- Wannaska Location of the community of Wannaska within Roseau County Wannaska Wannaska (the United States)
- Coordinates: 48°39′30″N 95°44′05″W﻿ / ﻿48.65833°N 95.73472°W
- Country: United States
- State: Minnesota
- County: Roseau County
- Township: Grimstad Township and Mickinock Township
- Elevation: 1,109 ft (338 m)
- Time zone: UTC-6 (Central (CST))
- • Summer (DST): UTC-5 (CDT)
- ZIP code: 56761
- Area code: 218
- GNIS feature ID: 653768

= Wannaska, Minnesota =

Wannaska is an unincorporated community in Roseau County, Minnesota, United States.

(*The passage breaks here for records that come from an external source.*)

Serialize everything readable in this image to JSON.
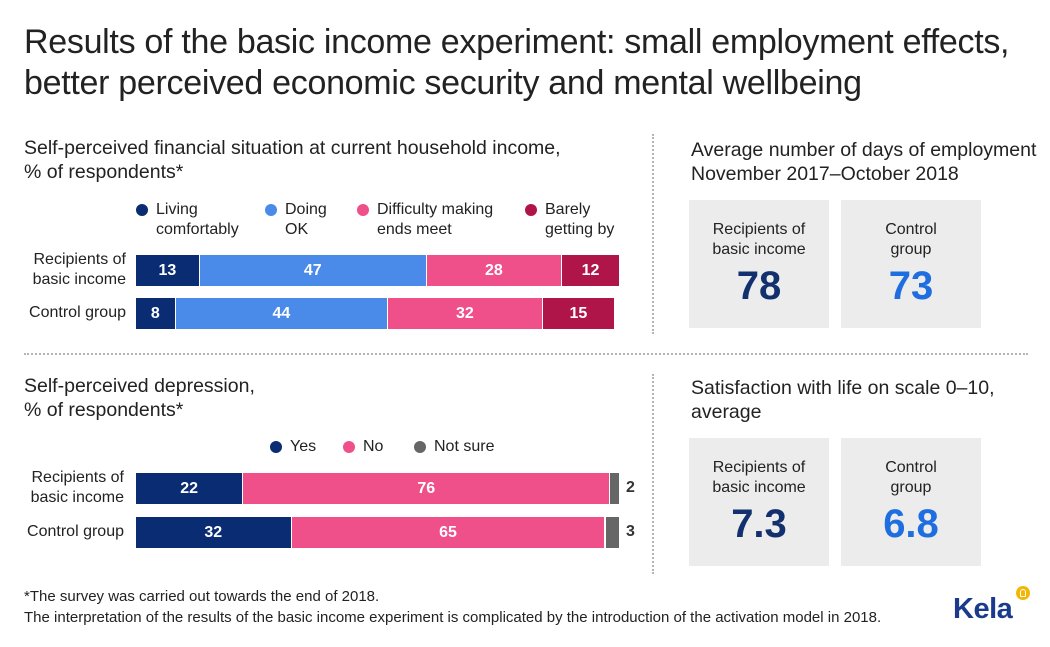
{
  "title": {
    "line1": "Results of the basic income experiment: small employment effects,",
    "line2": "better perceived economic security and mental wellbeing"
  },
  "colors": {
    "navy": "#0a2c73",
    "blue": "#4a8bea",
    "pink": "#f0508a",
    "crimson": "#b01549",
    "gray": "#666666",
    "value_navy": "#12306e",
    "value_blue": "#1e6ee0"
  },
  "chart_data": [
    {
      "type": "bar",
      "orientation": "horizontal-stacked",
      "title": "Self-perceived financial situation at current household income, % of respondents*",
      "title_lines": [
        "Self-perceived financial situation at current household income,",
        "% of respondents*"
      ],
      "categories": [
        "Recipients of basic income",
        "Control group"
      ],
      "category_lines": [
        [
          "Recipients of",
          "basic income"
        ],
        [
          "Control group"
        ]
      ],
      "series": [
        {
          "name": "Living comfortably",
          "legend_lines": [
            "Living",
            "comfortably"
          ],
          "values": [
            13,
            8
          ]
        },
        {
          "name": "Doing OK",
          "legend_lines": [
            "Doing",
            "OK"
          ],
          "values": [
            47,
            44
          ]
        },
        {
          "name": "Difficulty making ends meet",
          "legend_lines": [
            "Difficulty making",
            "ends meet"
          ],
          "values": [
            28,
            32
          ]
        },
        {
          "name": "Barely getting by",
          "legend_lines": [
            "Barely",
            "getting by"
          ],
          "values": [
            12,
            15
          ]
        }
      ],
      "xlim": [
        0,
        100
      ],
      "legend": "top"
    },
    {
      "type": "bar",
      "orientation": "horizontal-stacked",
      "title": "Self-perceived depression, % of respondents*",
      "title_lines": [
        "Self-perceived depression,",
        "% of respondents*"
      ],
      "categories": [
        "Recipients of basic income",
        "Control group"
      ],
      "category_lines": [
        [
          "Recipients of",
          "basic income"
        ],
        [
          "Control group"
        ]
      ],
      "series": [
        {
          "name": "Yes",
          "legend_lines": [
            "Yes"
          ],
          "values": [
            22,
            32
          ]
        },
        {
          "name": "No",
          "legend_lines": [
            "No"
          ],
          "values": [
            76,
            65
          ]
        },
        {
          "name": "Not sure",
          "legend_lines": [
            "Not sure"
          ],
          "values": [
            2,
            3
          ]
        }
      ],
      "xlim": [
        0,
        100
      ],
      "legend": "top"
    },
    {
      "type": "table",
      "title": "Average number of days of employment November 2017–October 2018",
      "title_lines": [
        "Average number of days of employment",
        "November 2017–October 2018"
      ],
      "groups": [
        {
          "label_lines": [
            "Recipients of",
            "basic income"
          ],
          "value": "78"
        },
        {
          "label_lines": [
            "Control",
            "group"
          ],
          "value": "73"
        }
      ]
    },
    {
      "type": "table",
      "title": "Satisfaction with life on scale 0–10, average",
      "title_lines": [
        "Satisfaction with life on scale 0–10,",
        "average"
      ],
      "groups": [
        {
          "label_lines": [
            "Recipients of",
            "basic income"
          ],
          "value": "7.3"
        },
        {
          "label_lines": [
            "Control",
            "group"
          ],
          "value": "6.8"
        }
      ]
    }
  ],
  "footnote": {
    "line1": "*The survey was carried out towards the end of 2018.",
    "line2": "The interpretation of the results of the basic income experiment is complicated by the introduction of the activation model in 2018."
  },
  "logo": {
    "text": "Kela"
  }
}
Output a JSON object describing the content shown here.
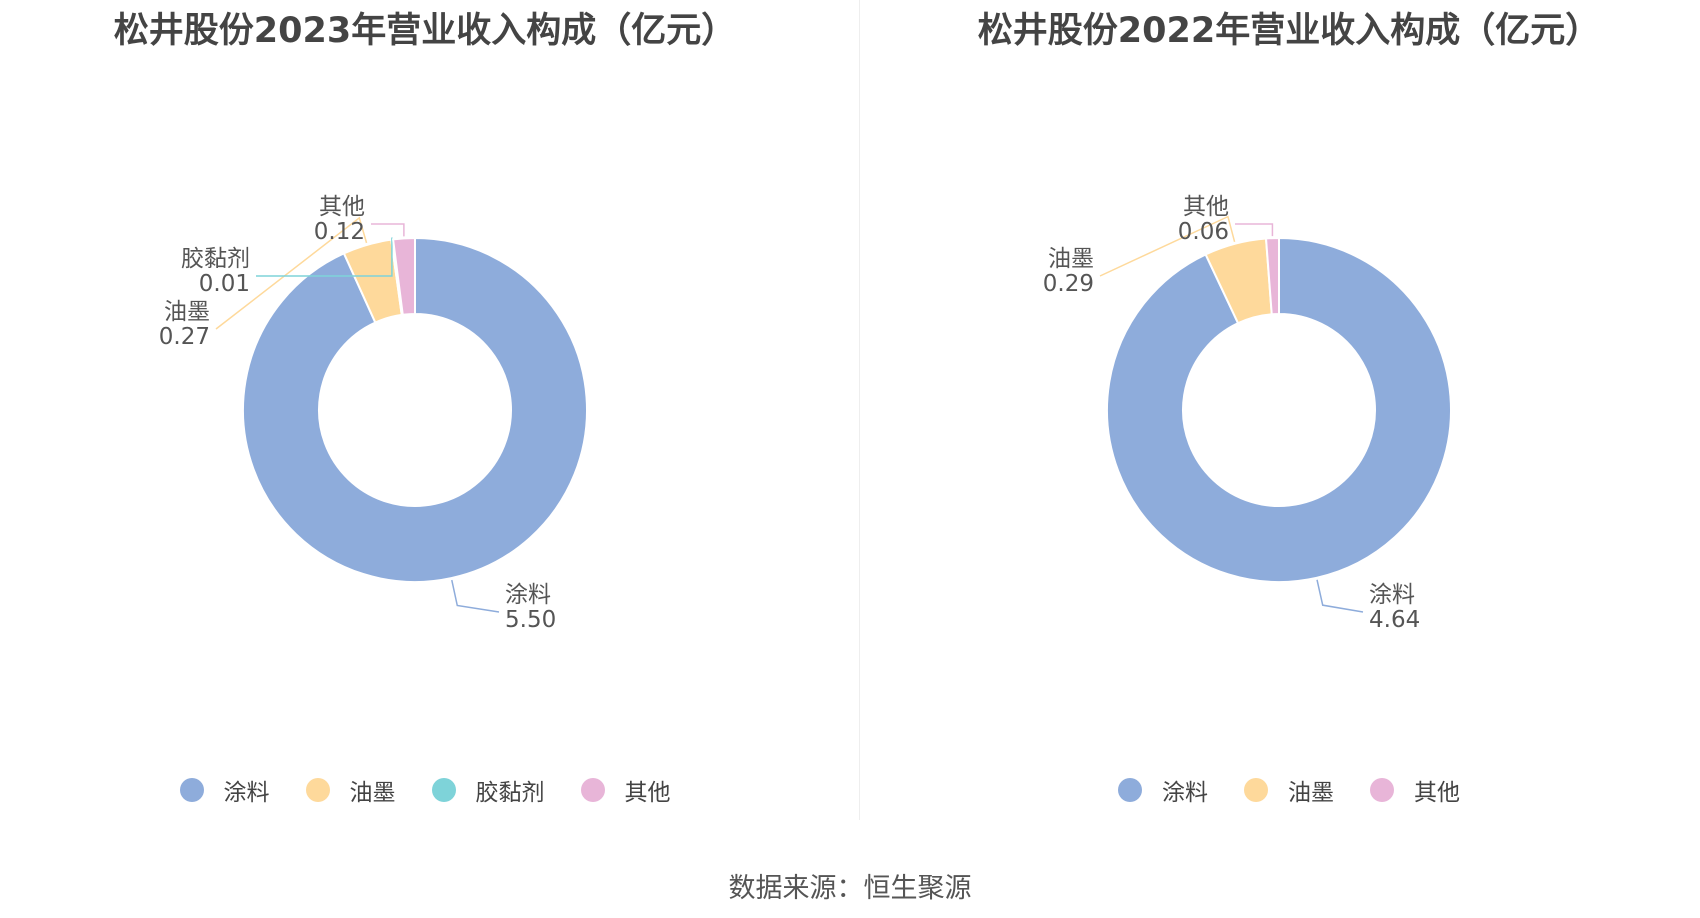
{
  "source": {
    "label": "数据来源：",
    "name": "恒生聚源"
  },
  "chart_data": [
    {
      "type": "pie",
      "title": "松井股份2023年营业收入构成（亿元）",
      "categories": [
        "涂料",
        "油墨",
        "胶黏剂",
        "其他"
      ],
      "values": [
        5.5,
        0.27,
        0.01,
        0.12
      ],
      "value_labels": [
        "5.50",
        "0.27",
        "0.01",
        "0.12"
      ],
      "colors": [
        "#8eacdb",
        "#fed99b",
        "#7ed3d9",
        "#e8b5d8"
      ],
      "legend_position": "bottom"
    },
    {
      "type": "pie",
      "title": "松井股份2022年营业收入构成（亿元）",
      "categories": [
        "涂料",
        "油墨",
        "其他"
      ],
      "values": [
        4.64,
        0.29,
        0.06
      ],
      "value_labels": [
        "4.64",
        "0.29",
        "0.06"
      ],
      "colors": [
        "#8eacdb",
        "#fed99b",
        "#e8b5d8"
      ],
      "legend_position": "bottom"
    }
  ]
}
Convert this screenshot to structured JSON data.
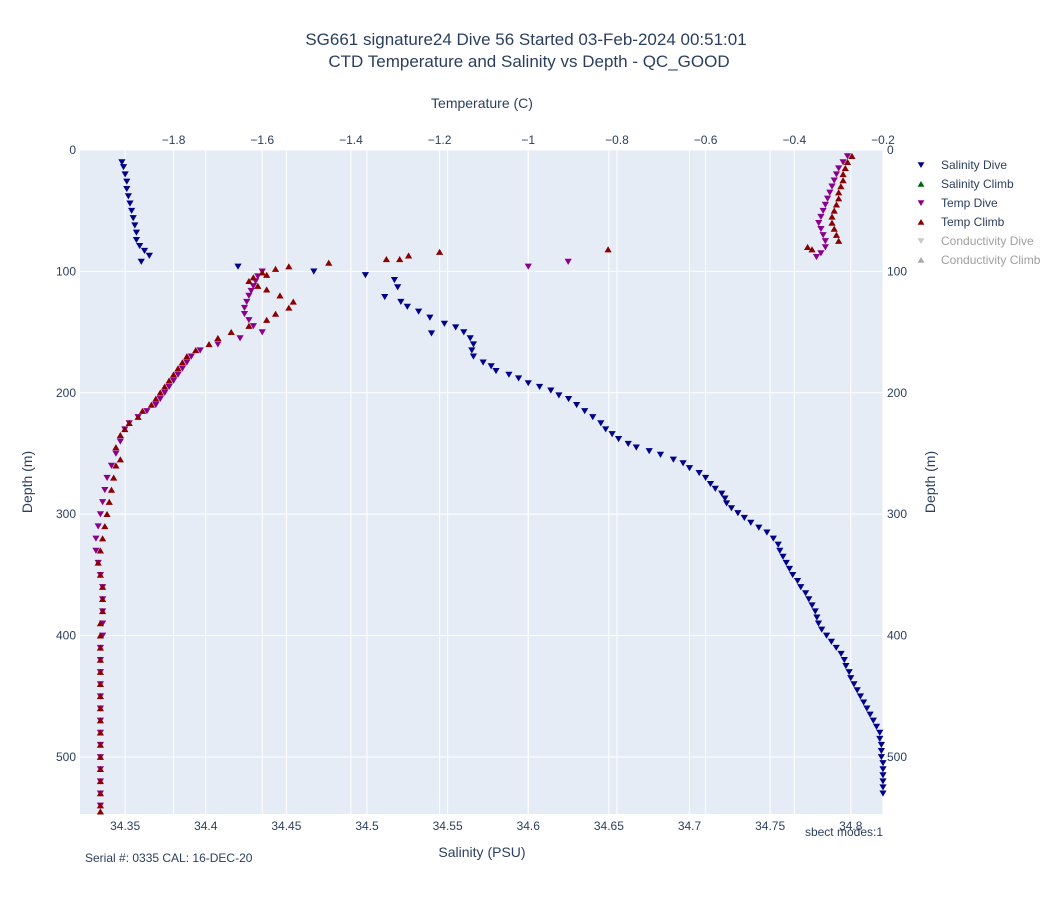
{
  "chart_data": {
    "type": "scatter",
    "title_line1": "SG661 signature24 Dive 56 Started 03-Feb-2024 00:51:01",
    "title_line2": "CTD Temperature and Salinity vs Depth - QC_GOOD",
    "xlabel": "Salinity (PSU)",
    "x2label": "Temperature (C)",
    "ylabel": "Depth (m)",
    "y2label": "Depth (m)",
    "xlim": [
      34.322,
      34.82
    ],
    "x2lim": [
      -2.011,
      -0.2
    ],
    "ylim": [
      547,
      0
    ],
    "x_ticks": [
      "34.35",
      "34.4",
      "34.45",
      "34.5",
      "34.55",
      "34.6",
      "34.65",
      "34.7",
      "34.75",
      "34.8"
    ],
    "x_tick_values": [
      34.35,
      34.4,
      34.45,
      34.5,
      34.55,
      34.6,
      34.65,
      34.7,
      34.75,
      34.8
    ],
    "x2_ticks": [
      "−1.8",
      "−1.6",
      "−1.4",
      "−1.2",
      "−1",
      "−0.8",
      "−0.6",
      "−0.4",
      "−0.2"
    ],
    "x2_tick_values": [
      -1.8,
      -1.6,
      -1.4,
      -1.2,
      -1.0,
      -0.8,
      -0.6,
      -0.4,
      -0.2
    ],
    "y_ticks": [
      "0",
      "100",
      "200",
      "300",
      "400",
      "500"
    ],
    "y_tick_values": [
      0,
      100,
      200,
      300,
      400,
      500
    ],
    "grid": true,
    "legend_position": "right",
    "legend": [
      {
        "name": "Salinity Dive",
        "color": "#00008b",
        "marker": "triangle-down",
        "hidden": false
      },
      {
        "name": "Salinity Climb",
        "color": "#006400",
        "marker": "triangle-up",
        "hidden": false
      },
      {
        "name": "Temp Dive",
        "color": "#8b008b",
        "marker": "triangle-down",
        "hidden": false
      },
      {
        "name": "Temp Climb",
        "color": "#8b0000",
        "marker": "triangle-up",
        "hidden": false
      },
      {
        "name": "Conductivity Dive",
        "color": "#c8c8c8",
        "marker": "triangle-down",
        "hidden": true
      },
      {
        "name": "Conductivity Climb",
        "color": "#aaaaaa",
        "marker": "triangle-up",
        "hidden": true
      }
    ],
    "series": [
      {
        "name": "Salinity Dive",
        "axis": "x",
        "color": "#00008b",
        "marker": "triangle-down",
        "points": [
          [
            34.348,
            10
          ],
          [
            34.349,
            14
          ],
          [
            34.35,
            20
          ],
          [
            34.351,
            26
          ],
          [
            34.351,
            32
          ],
          [
            34.352,
            38
          ],
          [
            34.353,
            44
          ],
          [
            34.354,
            50
          ],
          [
            34.355,
            56
          ],
          [
            34.356,
            62
          ],
          [
            34.357,
            68
          ],
          [
            34.357,
            74
          ],
          [
            34.359,
            79
          ],
          [
            34.362,
            83
          ],
          [
            34.365,
            87
          ],
          [
            34.36,
            92
          ],
          [
            34.42,
            96
          ],
          [
            34.467,
            100
          ],
          [
            34.499,
            103
          ],
          [
            34.517,
            107
          ],
          [
            34.519,
            113
          ],
          [
            34.511,
            121
          ],
          [
            34.521,
            125
          ],
          [
            34.525,
            129
          ],
          [
            34.532,
            133
          ],
          [
            34.539,
            138
          ],
          [
            34.548,
            143
          ],
          [
            34.555,
            146
          ],
          [
            34.54,
            151
          ],
          [
            34.56,
            150
          ],
          [
            34.564,
            155
          ],
          [
            34.566,
            160
          ],
          [
            34.565,
            165
          ],
          [
            34.566,
            170
          ],
          [
            34.572,
            175
          ],
          [
            34.577,
            178
          ],
          [
            34.58,
            182
          ],
          [
            34.588,
            185
          ],
          [
            34.594,
            188
          ],
          [
            34.6,
            192
          ],
          [
            34.607,
            195
          ],
          [
            34.614,
            198
          ],
          [
            34.619,
            202
          ],
          [
            34.625,
            205
          ],
          [
            34.63,
            210
          ],
          [
            34.635,
            215
          ],
          [
            34.64,
            220
          ],
          [
            34.645,
            225
          ],
          [
            34.648,
            230
          ],
          [
            34.652,
            234
          ],
          [
            34.656,
            238
          ],
          [
            34.662,
            242
          ],
          [
            34.667,
            245
          ],
          [
            34.675,
            248
          ],
          [
            34.682,
            251
          ],
          [
            34.69,
            255
          ],
          [
            34.696,
            258
          ],
          [
            34.7,
            262
          ],
          [
            34.706,
            266
          ],
          [
            34.71,
            270
          ],
          [
            34.713,
            275
          ],
          [
            34.716,
            279
          ],
          [
            34.72,
            283
          ],
          [
            34.722,
            287
          ],
          [
            34.723,
            291
          ],
          [
            34.726,
            295
          ],
          [
            34.73,
            299
          ],
          [
            34.734,
            303
          ],
          [
            34.738,
            307
          ],
          [
            34.743,
            311
          ],
          [
            34.748,
            315
          ],
          [
            34.752,
            320
          ],
          [
            34.755,
            325
          ],
          [
            34.756,
            330
          ],
          [
            34.758,
            335
          ],
          [
            34.76,
            340
          ],
          [
            34.762,
            345
          ],
          [
            34.764,
            350
          ],
          [
            34.767,
            355
          ],
          [
            34.769,
            360
          ],
          [
            34.772,
            365
          ],
          [
            34.774,
            370
          ],
          [
            34.776,
            375
          ],
          [
            34.778,
            380
          ],
          [
            34.779,
            385
          ],
          [
            34.78,
            390
          ],
          [
            34.782,
            395
          ],
          [
            34.785,
            400
          ],
          [
            34.788,
            405
          ],
          [
            34.791,
            410
          ],
          [
            34.794,
            415
          ],
          [
            34.796,
            420
          ],
          [
            34.797,
            425
          ],
          [
            34.799,
            430
          ],
          [
            34.8,
            435
          ],
          [
            34.802,
            440
          ],
          [
            34.804,
            445
          ],
          [
            34.806,
            450
          ],
          [
            34.808,
            455
          ],
          [
            34.81,
            460
          ],
          [
            34.812,
            465
          ],
          [
            34.814,
            470
          ],
          [
            34.816,
            475
          ],
          [
            34.818,
            480
          ],
          [
            34.818,
            485
          ],
          [
            34.819,
            490
          ],
          [
            34.819,
            495
          ],
          [
            34.819,
            500
          ],
          [
            34.82,
            505
          ],
          [
            34.82,
            510
          ],
          [
            34.82,
            515
          ],
          [
            34.82,
            520
          ],
          [
            34.82,
            525
          ],
          [
            34.82,
            530
          ]
        ]
      },
      {
        "name": "Temp Dive",
        "axis": "x2",
        "color": "#8b008b",
        "marker": "triangle-down",
        "points": [
          [
            -0.28,
            5
          ],
          [
            -0.29,
            10
          ],
          [
            -0.3,
            15
          ],
          [
            -0.305,
            20
          ],
          [
            -0.31,
            25
          ],
          [
            -0.315,
            30
          ],
          [
            -0.32,
            35
          ],
          [
            -0.325,
            40
          ],
          [
            -0.33,
            45
          ],
          [
            -0.335,
            50
          ],
          [
            -0.34,
            55
          ],
          [
            -0.345,
            60
          ],
          [
            -0.34,
            65
          ],
          [
            -0.335,
            70
          ],
          [
            -0.33,
            75
          ],
          [
            -0.33,
            80
          ],
          [
            -0.34,
            85
          ],
          [
            -0.35,
            88
          ],
          [
            -0.91,
            92
          ],
          [
            -1.0,
            96
          ],
          [
            -1.6,
            100
          ],
          [
            -1.61,
            104
          ],
          [
            -1.615,
            108
          ],
          [
            -1.62,
            112
          ],
          [
            -1.625,
            116
          ],
          [
            -1.63,
            120
          ],
          [
            -1.635,
            125
          ],
          [
            -1.64,
            130
          ],
          [
            -1.64,
            135
          ],
          [
            -1.63,
            140
          ],
          [
            -1.62,
            145
          ],
          [
            -1.6,
            150
          ],
          [
            -1.65,
            155
          ],
          [
            -1.7,
            160
          ],
          [
            -1.74,
            165
          ],
          [
            -1.76,
            170
          ],
          [
            -1.77,
            175
          ],
          [
            -1.78,
            180
          ],
          [
            -1.79,
            185
          ],
          [
            -1.8,
            190
          ],
          [
            -1.81,
            195
          ],
          [
            -1.82,
            200
          ],
          [
            -1.83,
            205
          ],
          [
            -1.84,
            210
          ],
          [
            -1.86,
            215
          ],
          [
            -1.88,
            220
          ],
          [
            -1.9,
            225
          ],
          [
            -1.91,
            230
          ],
          [
            -1.92,
            240
          ],
          [
            -1.93,
            250
          ],
          [
            -1.94,
            260
          ],
          [
            -1.95,
            270
          ],
          [
            -1.955,
            280
          ],
          [
            -1.96,
            290
          ],
          [
            -1.965,
            300
          ],
          [
            -1.97,
            310
          ],
          [
            -1.975,
            320
          ],
          [
            -1.975,
            330
          ],
          [
            -1.97,
            340
          ],
          [
            -1.965,
            350
          ],
          [
            -1.96,
            360
          ],
          [
            -1.96,
            370
          ],
          [
            -1.96,
            380
          ],
          [
            -1.96,
            390
          ],
          [
            -1.96,
            400
          ],
          [
            -1.965,
            410
          ],
          [
            -1.965,
            420
          ],
          [
            -1.965,
            430
          ],
          [
            -1.965,
            440
          ],
          [
            -1.965,
            450
          ],
          [
            -1.965,
            460
          ],
          [
            -1.965,
            470
          ],
          [
            -1.965,
            480
          ],
          [
            -1.965,
            490
          ],
          [
            -1.965,
            500
          ],
          [
            -1.965,
            510
          ],
          [
            -1.965,
            520
          ],
          [
            -1.965,
            530
          ],
          [
            -1.965,
            540
          ]
        ]
      },
      {
        "name": "Temp Climb",
        "axis": "x2",
        "color": "#8b0000",
        "marker": "triangle-up",
        "points": [
          [
            -0.27,
            5
          ],
          [
            -0.28,
            10
          ],
          [
            -0.285,
            15
          ],
          [
            -0.29,
            20
          ],
          [
            -0.29,
            25
          ],
          [
            -0.295,
            30
          ],
          [
            -0.3,
            35
          ],
          [
            -0.3,
            40
          ],
          [
            -0.305,
            45
          ],
          [
            -0.31,
            50
          ],
          [
            -0.315,
            55
          ],
          [
            -0.315,
            60
          ],
          [
            -0.31,
            65
          ],
          [
            -0.305,
            70
          ],
          [
            -0.3,
            75
          ],
          [
            -0.37,
            80
          ],
          [
            -0.36,
            82
          ],
          [
            -0.82,
            82
          ],
          [
            -1.2,
            84
          ],
          [
            -1.27,
            87
          ],
          [
            -1.32,
            90
          ],
          [
            -1.29,
            90
          ],
          [
            -1.45,
            93
          ],
          [
            -1.54,
            96
          ],
          [
            -1.57,
            98
          ],
          [
            -1.6,
            101
          ],
          [
            -1.59,
            103
          ],
          [
            -1.62,
            105
          ],
          [
            -1.63,
            108
          ],
          [
            -1.61,
            112
          ],
          [
            -1.59,
            115
          ],
          [
            -1.56,
            120
          ],
          [
            -1.53,
            125
          ],
          [
            -1.54,
            130
          ],
          [
            -1.57,
            135
          ],
          [
            -1.59,
            140
          ],
          [
            -1.63,
            145
          ],
          [
            -1.67,
            150
          ],
          [
            -1.7,
            155
          ],
          [
            -1.72,
            160
          ],
          [
            -1.75,
            165
          ],
          [
            -1.77,
            170
          ],
          [
            -1.78,
            175
          ],
          [
            -1.79,
            180
          ],
          [
            -1.8,
            185
          ],
          [
            -1.81,
            190
          ],
          [
            -1.82,
            195
          ],
          [
            -1.83,
            200
          ],
          [
            -1.84,
            205
          ],
          [
            -1.85,
            210
          ],
          [
            -1.87,
            215
          ],
          [
            -1.88,
            220
          ],
          [
            -1.9,
            225
          ],
          [
            -1.91,
            230
          ],
          [
            -1.92,
            235
          ],
          [
            -1.93,
            245
          ],
          [
            -1.92,
            255
          ],
          [
            -1.93,
            260
          ],
          [
            -1.935,
            270
          ],
          [
            -1.94,
            280
          ],
          [
            -1.945,
            290
          ],
          [
            -1.95,
            300
          ],
          [
            -1.955,
            310
          ],
          [
            -1.96,
            320
          ],
          [
            -1.965,
            330
          ],
          [
            -1.97,
            340
          ],
          [
            -1.965,
            350
          ],
          [
            -1.96,
            360
          ],
          [
            -1.96,
            370
          ],
          [
            -1.96,
            380
          ],
          [
            -1.965,
            390
          ],
          [
            -1.965,
            400
          ],
          [
            -1.965,
            410
          ],
          [
            -1.965,
            420
          ],
          [
            -1.965,
            430
          ],
          [
            -1.965,
            440
          ],
          [
            -1.965,
            450
          ],
          [
            -1.965,
            460
          ],
          [
            -1.965,
            470
          ],
          [
            -1.965,
            480
          ],
          [
            -1.965,
            490
          ],
          [
            -1.965,
            500
          ],
          [
            -1.965,
            510
          ],
          [
            -1.965,
            520
          ],
          [
            -1.965,
            530
          ],
          [
            -1.965,
            540
          ],
          [
            -1.965,
            545
          ]
        ]
      }
    ]
  },
  "footer": {
    "serial_cal": "Serial #: 0335  CAL: 16-DEC-20",
    "modes": "sbect modes:1"
  }
}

The community is located 13 miles south of Roseau on State Highway 89 (MN 89). Wannaska is located within Grimstad Township and Mickinock Township. Wannaska has a post office with ZIP code 56761.

Nearby places include Roseau and Hayes Lake State Park. The South Fork of the Roseau River flows through the community.

==History==
A post office called Wannaska has been in operation since 1896. According to Warren Upham, Wannaska is said to be from Okwewanashko-ziibi, the native Ojibwe name for the Roseau River.

The first organ built by the Moe Pipe Organ Company is located at Riverside Lutheran Church of Wannaska. It was installed in 2000, prior to the official start of the company.

The Wannaska School permanently closed in 2006 and was used as the community center until 2011. It has since been turned into a motorsport repair business, Mechanical Innovations. After the closing, all area students were added to the Roseau School District.